The technology futurist, Ray Wang shared his views for example: think about how agentic can be used in our manufacturing process. GE Appliances out of Louisville Kentucky gets many of their components from China. In fact they are owned by Haier. They have been using agentic AI to automate the removal of spyware, which is already embedded in some of the Chinese components in their supply chain and keep the product US based.
They are also using agentic AI to do simulations of digital twins when they design a product to see what will fit inside a given machine design for say a dishwasher or clothes washer/dryer. They use AI to launch global campaigns which would have taken 5 to 6 months because of language and cultural requirements. Today that number can be as fast as 6 week.
We see innovative companies like Walmart, who has their floor sweeper at night go up and down the aisles of Sam’s club with an agentic integrated scanner built-in. The agentic scanner looks at the QR codes as it cleans the floor and identifies where inventory restocking needs to take place and integrates this back into the supply chain system for initiating the order and restock.
The large legacy companies who are well funded and have big scale operations like Walmart/Amazon are early adopters.
Established companies where we serve on boards need to be future proofing.

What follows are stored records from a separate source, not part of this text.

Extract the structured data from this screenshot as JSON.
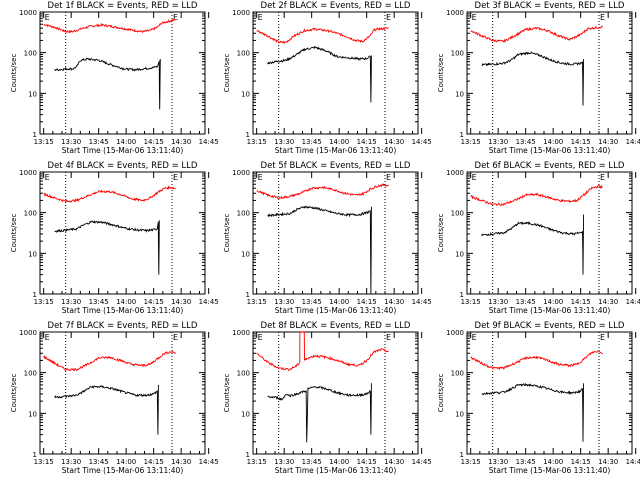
{
  "chart_data": [
    {
      "type": "line",
      "title": "Det 1f BLACK = Events, RED = LLD",
      "xlabel": "Start Time (15-Mar-06 13:11:40)",
      "ylabel": "Counts/sec",
      "xticks": [
        "13:15",
        "13:30",
        "13:45",
        "14:00",
        "14:15",
        "14:30",
        "14:45"
      ],
      "yticks": [
        "1",
        "10",
        "100",
        "1000"
      ],
      "ylim": [
        1,
        1000
      ],
      "yscale": "log",
      "markers": [
        "E",
        "E"
      ],
      "series": [
        {
          "color": "#ff0000",
          "x": [
            0,
            6,
            12,
            16,
            20,
            26,
            32,
            40,
            48,
            54,
            58,
            62,
            64,
            66,
            72
          ],
          "values": [
            500,
            420,
            330,
            330,
            380,
            450,
            480,
            420,
            360,
            330,
            350,
            420,
            520,
            560,
            650
          ]
        },
        {
          "color": "#000000",
          "x": [
            6,
            8,
            12,
            16,
            18,
            20,
            24,
            30,
            36,
            44,
            50,
            54,
            58,
            62,
            63,
            63.3,
            63.6
          ],
          "values": [
            38,
            38,
            40,
            40,
            45,
            65,
            70,
            65,
            52,
            40,
            38,
            40,
            42,
            45,
            60,
            4,
            70
          ]
        }
      ]
    },
    {
      "type": "line",
      "title": "Det 2f BLACK = Events, RED = LLD",
      "xlabel": "Start Time (15-Mar-06 13:11:40)",
      "ylabel": "Counts/sec",
      "xticks": [
        "13:15",
        "13:30",
        "13:45",
        "14:00",
        "14:15",
        "14:30",
        "14:45"
      ],
      "yticks": [
        "1",
        "10",
        "100",
        "1000"
      ],
      "ylim": [
        1,
        1000
      ],
      "yscale": "log",
      "markers": [
        "E",
        "E"
      ],
      "series": [
        {
          "color": "#ff0000",
          "x": [
            0,
            6,
            12,
            16,
            20,
            26,
            32,
            40,
            48,
            54,
            58,
            62,
            64,
            66,
            72
          ],
          "values": [
            350,
            260,
            180,
            180,
            250,
            350,
            380,
            340,
            260,
            200,
            190,
            260,
            360,
            380,
            400
          ]
        },
        {
          "color": "#000000",
          "x": [
            6,
            10,
            16,
            20,
            26,
            32,
            38,
            44,
            50,
            56,
            60,
            62,
            62.3,
            62.6
          ],
          "values": [
            55,
            60,
            65,
            80,
            120,
            135,
            110,
            80,
            75,
            70,
            72,
            80,
            6,
            85
          ]
        }
      ]
    },
    {
      "type": "line",
      "title": "Det 3f BLACK = Events, RED = LLD",
      "xlabel": "Start Time (15-Mar-06 13:11:40)",
      "ylabel": "Counts/sec",
      "xticks": [
        "13:15",
        "13:30",
        "13:45",
        "14:00",
        "14:15",
        "14:30",
        "14:45"
      ],
      "yticks": [
        "1",
        "10",
        "100",
        "1000"
      ],
      "ylim": [
        1,
        1000
      ],
      "yscale": "log",
      "markers": [
        "E",
        "E"
      ],
      "series": [
        {
          "color": "#ff0000",
          "x": [
            0,
            6,
            12,
            18,
            24,
            30,
            36,
            42,
            48,
            54,
            60,
            64,
            66,
            72
          ],
          "values": [
            350,
            260,
            200,
            190,
            260,
            370,
            400,
            350,
            260,
            210,
            280,
            390,
            400,
            430
          ]
        },
        {
          "color": "#000000",
          "x": [
            6,
            12,
            18,
            22,
            26,
            32,
            38,
            44,
            50,
            56,
            60,
            61,
            61.3,
            61.6
          ],
          "values": [
            50,
            52,
            55,
            65,
            90,
            100,
            85,
            65,
            55,
            52,
            55,
            60,
            5,
            70
          ]
        }
      ]
    },
    {
      "type": "line",
      "title": "Det 4f BLACK = Events, RED = LLD",
      "xlabel": "Start Time (15-Mar-06 13:11:40)",
      "ylabel": "Counts/sec",
      "xticks": [
        "13:15",
        "13:30",
        "13:45",
        "14:00",
        "14:15",
        "14:30",
        "14:45"
      ],
      "yticks": [
        "1",
        "10",
        "100",
        "1000"
      ],
      "ylim": [
        1,
        1000
      ],
      "yscale": "log",
      "markers": [
        "E",
        "E"
      ],
      "series": [
        {
          "color": "#ff0000",
          "x": [
            0,
            6,
            12,
            18,
            24,
            30,
            36,
            42,
            48,
            54,
            58,
            62,
            66,
            70,
            72
          ],
          "values": [
            290,
            230,
            190,
            200,
            260,
            330,
            330,
            280,
            220,
            200,
            230,
            310,
            400,
            420,
            380
          ]
        },
        {
          "color": "#000000",
          "x": [
            6,
            12,
            18,
            22,
            26,
            32,
            38,
            44,
            50,
            56,
            60,
            62,
            62.5,
            62.8,
            63.1
          ],
          "values": [
            35,
            37,
            40,
            50,
            60,
            58,
            50,
            42,
            38,
            36,
            38,
            40,
            60,
            3,
            65
          ]
        }
      ]
    },
    {
      "type": "line",
      "title": "Det 5f BLACK = Events, RED = LLD",
      "xlabel": "Start Time (15-Mar-06 13:11:40)",
      "ylabel": "Counts/sec",
      "xticks": [
        "13:15",
        "13:30",
        "13:45",
        "14:00",
        "14:15",
        "14:30",
        "14:45"
      ],
      "yticks": [
        "1",
        "10",
        "100",
        "1000"
      ],
      "ylim": [
        1,
        1000
      ],
      "yscale": "log",
      "markers": [
        "E",
        "E"
      ],
      "series": [
        {
          "color": "#ff0000",
          "x": [
            0,
            6,
            12,
            18,
            24,
            30,
            36,
            42,
            48,
            54,
            58,
            62,
            66,
            70,
            72
          ],
          "values": [
            350,
            270,
            230,
            250,
            300,
            400,
            420,
            370,
            300,
            270,
            290,
            380,
            460,
            480,
            460
          ]
        },
        {
          "color": "#000000",
          "x": [
            6,
            12,
            18,
            22,
            26,
            32,
            38,
            44,
            50,
            56,
            60,
            62,
            62.3,
            62.6
          ],
          "values": [
            85,
            90,
            95,
            120,
            140,
            130,
            110,
            95,
            88,
            90,
            100,
            110,
            1,
            140
          ]
        }
      ]
    },
    {
      "type": "line",
      "title": "Det 6f BLACK = Events, RED = LLD",
      "xlabel": "Start Time (15-Mar-06 13:11:40)",
      "ylabel": "Counts/sec",
      "xticks": [
        "13:15",
        "13:30",
        "13:45",
        "14:00",
        "14:15",
        "14:30",
        "14:45"
      ],
      "yticks": [
        "1",
        "10",
        "100",
        "1000"
      ],
      "ylim": [
        1,
        1000
      ],
      "yscale": "log",
      "markers": [
        "E",
        "E"
      ],
      "series": [
        {
          "color": "#ff0000",
          "x": [
            0,
            6,
            12,
            18,
            24,
            30,
            36,
            42,
            48,
            54,
            58,
            62,
            66,
            70,
            72
          ],
          "values": [
            250,
            200,
            160,
            160,
            200,
            270,
            280,
            240,
            200,
            190,
            200,
            280,
            400,
            450,
            420
          ]
        },
        {
          "color": "#000000",
          "x": [
            6,
            12,
            18,
            22,
            26,
            32,
            38,
            44,
            50,
            56,
            60,
            61,
            61.3,
            61.6
          ],
          "values": [
            28,
            30,
            32,
            40,
            55,
            55,
            48,
            38,
            32,
            30,
            32,
            35,
            3,
            90
          ]
        }
      ]
    },
    {
      "type": "line",
      "title": "Det 7f BLACK = Events, RED = LLD",
      "xlabel": "Start Time (15-Mar-06 13:11:40)",
      "ylabel": "Counts/sec",
      "xticks": [
        "13:15",
        "13:30",
        "13:45",
        "14:00",
        "14:15",
        "14:30",
        "14:45"
      ],
      "yticks": [
        "1",
        "10",
        "100",
        "1000"
      ],
      "ylim": [
        1,
        1000
      ],
      "yscale": "log",
      "markers": [
        "E",
        "E"
      ],
      "series": [
        {
          "color": "#ff0000",
          "x": [
            0,
            6,
            12,
            18,
            24,
            30,
            36,
            42,
            48,
            54,
            58,
            62,
            66,
            70,
            72
          ],
          "values": [
            250,
            170,
            120,
            120,
            160,
            230,
            240,
            200,
            160,
            150,
            160,
            220,
            300,
            330,
            300
          ]
        },
        {
          "color": "#000000",
          "x": [
            6,
            12,
            18,
            22,
            26,
            32,
            38,
            44,
            50,
            56,
            60,
            62,
            62.3,
            62.6
          ],
          "values": [
            25,
            26,
            28,
            35,
            45,
            45,
            40,
            33,
            28,
            28,
            30,
            35,
            3,
            50
          ]
        }
      ]
    },
    {
      "type": "line",
      "title": "Det 8f BLACK = Events, RED = LLD",
      "xlabel": "Start Time (15-Mar-06 13:11:40)",
      "ylabel": "Counts/sec",
      "xticks": [
        "13:15",
        "13:30",
        "13:45",
        "14:00",
        "14:15",
        "14:30",
        "14:45"
      ],
      "yticks": [
        "1",
        "10",
        "100",
        "1000"
      ],
      "ylim": [
        1,
        1000
      ],
      "yscale": "log",
      "markers": [
        "E",
        "E"
      ],
      "series": [
        {
          "color": "#ff0000",
          "x": [
            0,
            6,
            12,
            18,
            22,
            23.5,
            23.6,
            26,
            26.1,
            28,
            32,
            38,
            44,
            50,
            56,
            60,
            64,
            68,
            72
          ],
          "values": [
            300,
            180,
            130,
            120,
            150,
            180,
            1000,
            1000,
            200,
            230,
            260,
            240,
            200,
            160,
            150,
            200,
            320,
            370,
            330
          ]
        },
        {
          "color": "#000000",
          "x": [
            6,
            10,
            14,
            16,
            18,
            22,
            26,
            27,
            27.3,
            28,
            32,
            38,
            44,
            50,
            56,
            60,
            62,
            62.3,
            62.6
          ],
          "values": [
            25,
            25,
            22,
            30,
            27,
            30,
            35,
            35,
            2,
            40,
            45,
            40,
            32,
            28,
            28,
            30,
            35,
            3,
            55
          ]
        }
      ]
    },
    {
      "type": "line",
      "title": "Det 9f BLACK = Events, RED = LLD",
      "xlabel": "Start Time (15-Mar-06 13:11:40)",
      "ylabel": "Counts/sec",
      "xticks": [
        "13:15",
        "13:30",
        "13:45",
        "14:00",
        "14:15",
        "14:30",
        "14:45"
      ],
      "yticks": [
        "1",
        "10",
        "100",
        "1000"
      ],
      "ylim": [
        1,
        1000
      ],
      "yscale": "log",
      "markers": [
        "E",
        "E"
      ],
      "series": [
        {
          "color": "#ff0000",
          "x": [
            0,
            6,
            12,
            18,
            24,
            30,
            36,
            42,
            48,
            54,
            58,
            62,
            66,
            70,
            72
          ],
          "values": [
            240,
            170,
            130,
            130,
            170,
            230,
            240,
            200,
            160,
            150,
            160,
            220,
            310,
            340,
            300
          ]
        },
        {
          "color": "#000000",
          "x": [
            6,
            12,
            18,
            22,
            26,
            32,
            38,
            44,
            50,
            56,
            60,
            61,
            61.3,
            61.6
          ],
          "values": [
            30,
            32,
            33,
            40,
            50,
            50,
            45,
            38,
            33,
            32,
            35,
            40,
            2,
            55
          ]
        }
      ]
    }
  ]
}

The new startups and born agentic/born AI companies will outmaneuver and create agentic born in solutions that are hugely cost-effective.
Legacy companies need to re-think their usually anticipated speed that these new companies will arrive on the scene, and impact them. Old metrics for example, of productivity per employee need to be reevaluated.
Renowned futurist Ray Wang mentioned a professional services firm called the Soul of the Machine Inc. This is a start up where the average revenue per employee will reach $1M by end of year. Compare this against Accenture‘s productivity preemployment of $3-$400,000 per employee. It’s very easy to see how companies employing agentic AI are going to pull ahead in efficiency, productivity and profitability.
We need to be challenging thinking so that the companies we oversee remain competitive.